Exercising discretionary power in any particular case is not a mathematical proposition. In the allocation of mines, the sectoral ministry, the states where mines are located and the states where end-use projects are planned, can have different, but equally valid views on what constitutes the public interest. Gupta, as chairman of the screening committee, was tasked with arriving at a unanimous decision. Out of around 1,400 applications, the 100-odd allocations were all unanimous decisions, which is the critical element of “due process” for such decisions. This is what a secretary to the government does in every decision and is considered to be acting in the public interest.

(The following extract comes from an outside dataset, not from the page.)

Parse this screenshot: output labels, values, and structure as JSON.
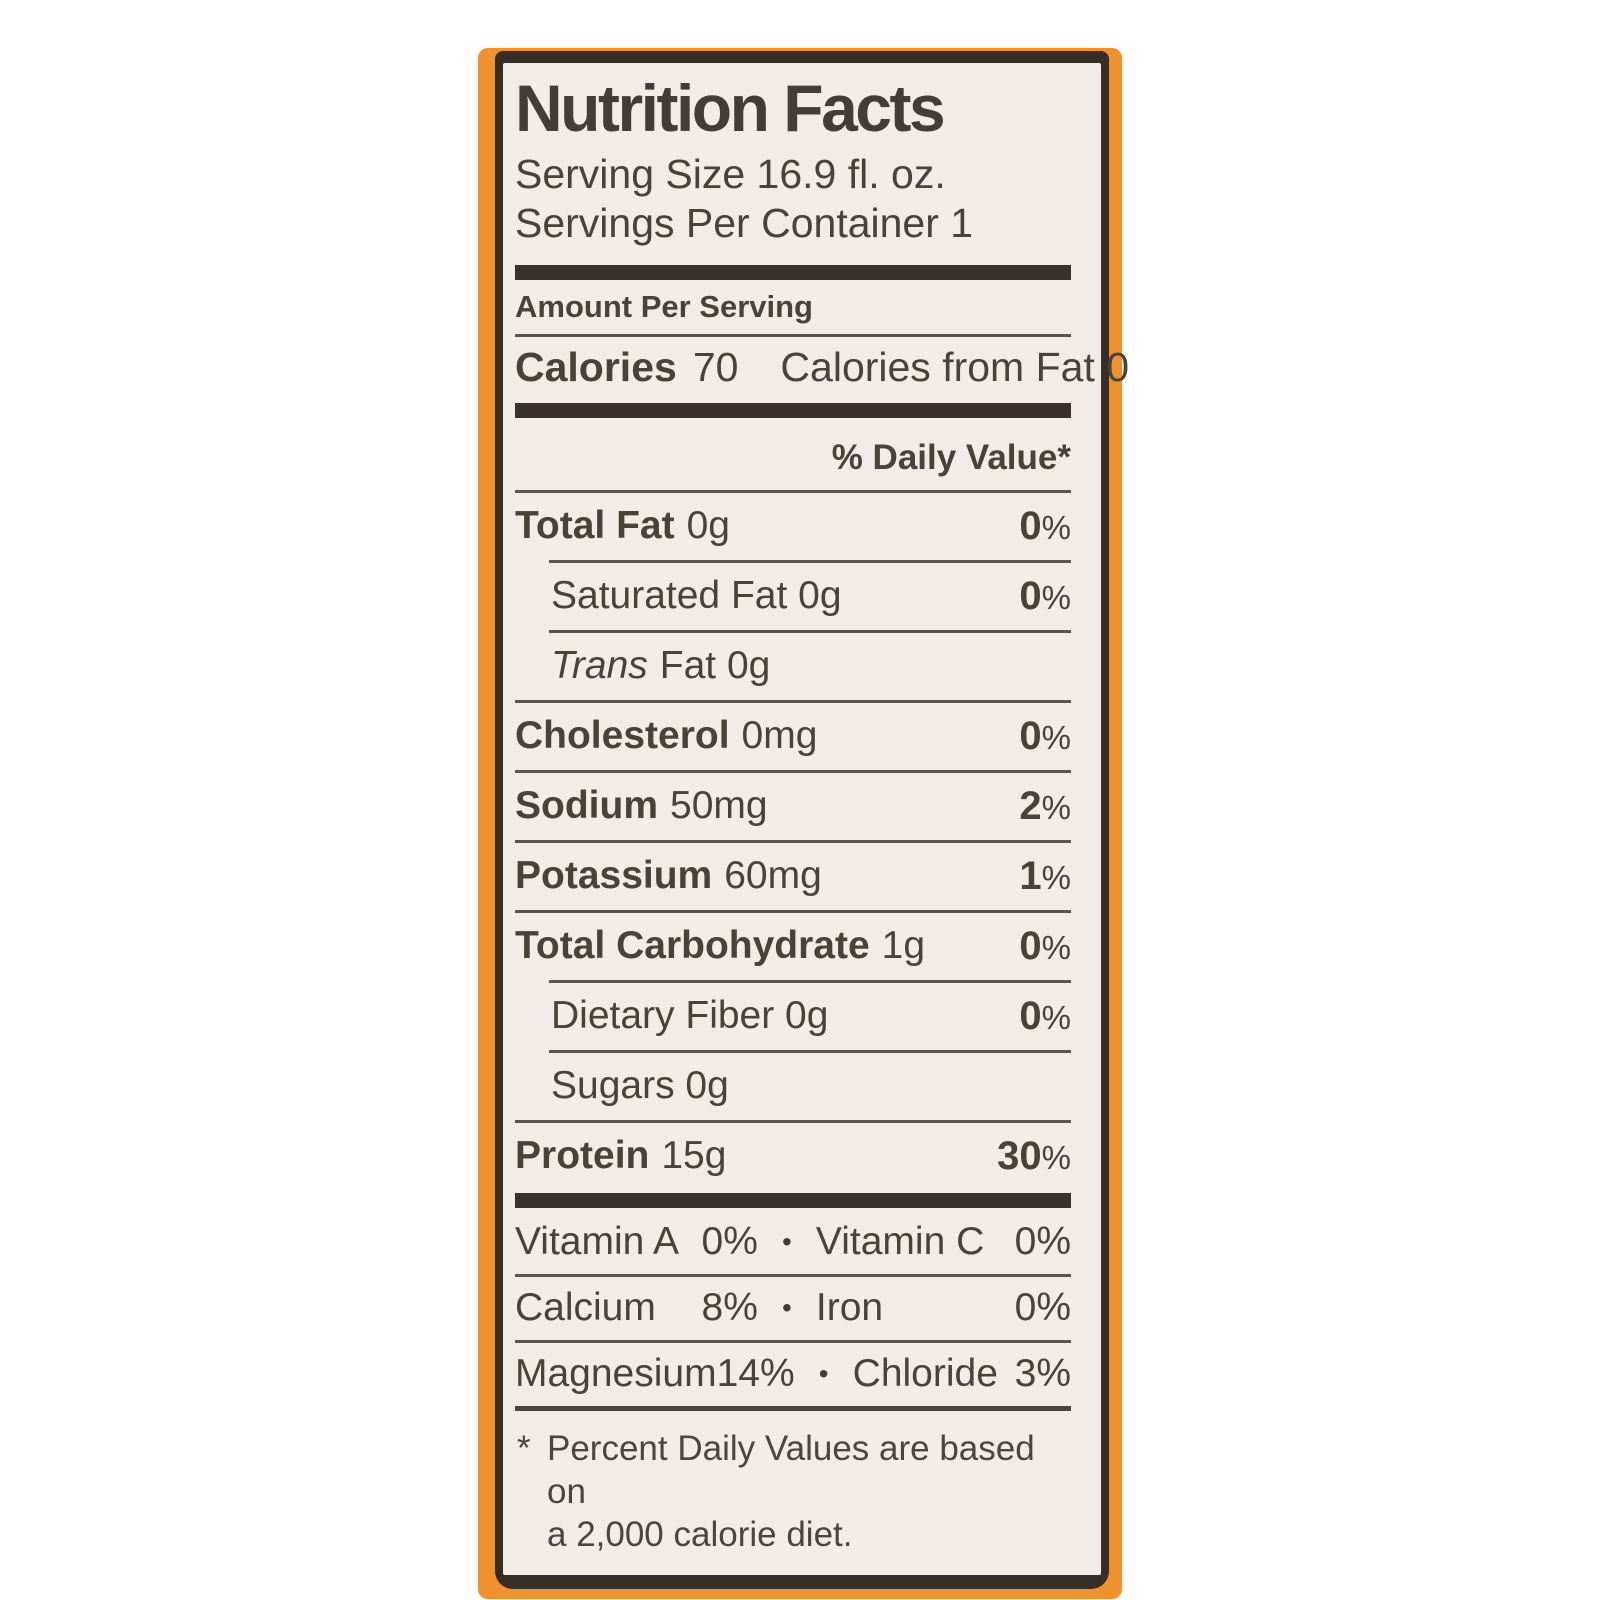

Two other issues stand in the way of justice for Harish Gupta. The Supreme Court, in the case Dr Subramanian Swamy vs Dr Manmohan Singh & Anr, 31 January, 2012, has observed that “it is not the province of the court at that stage of taking cognisance of a case to embark upon and sift the evidence to come to the conclusion whether or not an offence has been made out”. In the case of Gupta, contrary to the observations of the Supreme Court, the trial court came to a prima facie finding which was not based on the investigation and framed charges against public servants.
The second issue relates to the protection for taking honest decisions. The government’s stand is that there is a need for independent review and prosecution sanction as “it is the administrative ministry which has the best domain knowledge to take a clear view on the involvement of an officer in any given set of circumstances.” Inexplicably, this protection is not available to retired public servants.
Justice for Harish Gupta requires the government to review the chargesheets for any evidence of criminality, and if there is none, recognise he acted in the public interest, defend him at government cost and get him the same relief the Supreme Court has given to P.C. Parakh, who was Gupta’s immediate predecessor. This will also be the essential signal the bureaucracy is waiting for in order to take the hard decisions needed for India to be a $10 trillion economy.